Though a judge dismissed the original case in 1977 following an 18-month trial, Haas and the rest of the team successfully appealed for a new hearing. In 1982, after more than a decade of protracted litigation, the defendants agreed to pay a settlement of $1.85 million to the nine plaintiffs, including Clark’s mother and Hampton’s mother, Iberia.
“I used to describe being in court like going to a dog fight every day,” says Haas. “Everything we would say would be challenged. The [defendants’ lawyers] would tell the jury everything the Panthers had ever been accused of in Chicago and elsewhere, and [the judge] would let them do that, but he wouldn't let us really cross examine the defendants.”
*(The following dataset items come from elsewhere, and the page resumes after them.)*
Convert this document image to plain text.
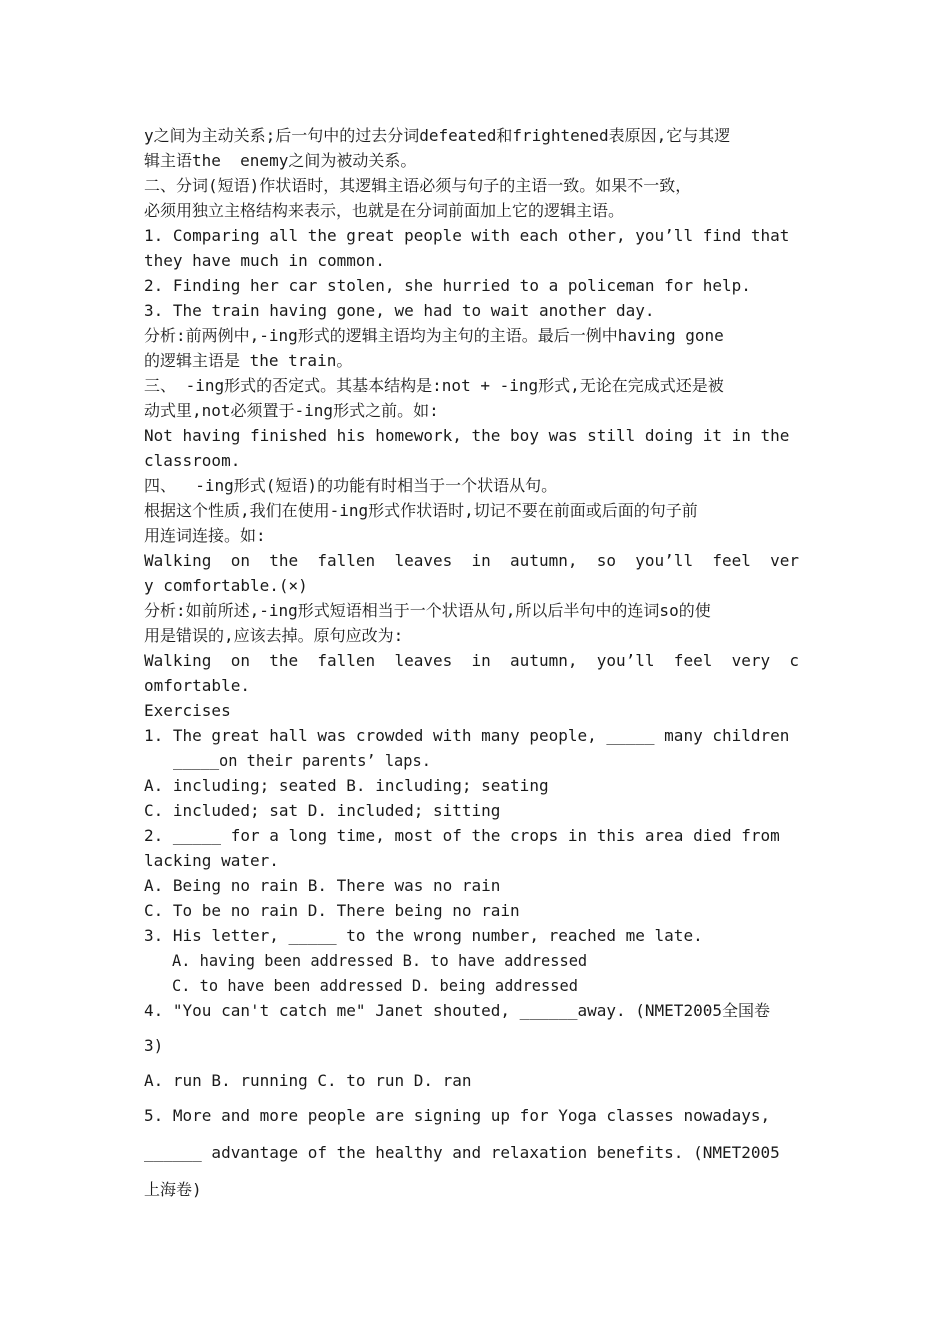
y之间为主动关系;后一句中的过去分词defeated和frightened表原因,它与其逻
辑主语the  enemy之间为被动关系。
二、分词(短语)作状语时，其逻辑主语必须与句子的主语一致。如果不一致，
必须用独立主格结构来表示，也就是在分词前面加上它的逻辑主语。
1. Comparing all the great people with each other, you’ll find that
they have much in common.
2. Finding her car stolen, she hurried to a policeman for help.
3. The train having gone, we had to wait another day.
分析:前两例中,-ing形式的逻辑主语均为主句的主语。最后一例中having gone
的逻辑主语是 the train。
三、 -ing形式的否定式。其基本结构是:not + -ing形式,无论在完成式还是被
动式里,not必须置于-ing形式之前。如:
Not having finished his homework, the boy was still doing it in the
classroom.
四、  -ing形式(短语)的功能有时相当于一个状语从句。
根据这个性质,我们在使用-ing形式作状语时,切记不要在前面或后面的句子前
用连词连接。如:
Walking  on  the  fallen  leaves  in  autumn,  so  you’ll  feel  ver
y comfortable.(×)
分析:如前所述,-ing形式短语相当于一个状语从句,所以后半句中的连词so的使
用是错误的,应该去掉。原句应改为:
Walking  on  the  fallen  leaves  in  autumn,  you’ll  feel  very  c
omfortable.
Exercises
1. The great hall was crowded with many people, _____ many children
_____on their parents’ laps.
A. including; seated B. including; seating
C. included; sat D. included; sitting
2. _____ for a long time, most of the crops in this area died from
lacking water.
A. Being no rain B. There was no rain
C. To be no rain D. There being no rain
3. His letter, _____ to the wrong number, reached me late.
A. having been addressed B. to have addressed
C. to have been addressed D. being addressed
4. "You can't catch me" Janet shouted, ______away. (NMET2005全国卷
3)
A. run B. running C. to run D. ran
5. More and more people are signing up for Yoga classes nowadays,
______ advantage of the healthy and relaxation benefits. (NMET2005
上海卷)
Hampton’s death dealt a significant blow to the Illinois chapter of the Black Panther Party, frightening members with its demonstration of law enforcement’s reach and depriving the movement of a natural leader.
According to Pretzer, “What comes out is that the the assassination of Hampton is a classic example of law enforcement’s malfeasance and overreach and ... provoking of violence.”
Today, says Haas, Hampton “stands as a symbol of young energy, struggle and revolution.”
The chairman, for his part, was keenly aware of how his life would likely end.
As he once predicted in a speech, “I don't believe I’m going to die slipping on a piece of ice; I don’t believe I’m going to die because I got a bad heart; I don’t believe I’m going to die because of lung cancer. I believe that I’m going to be able to die doing the things I was born for. ... I believe that I will be able to die as a revolutionary in the international revolutionary proletarian struggle.”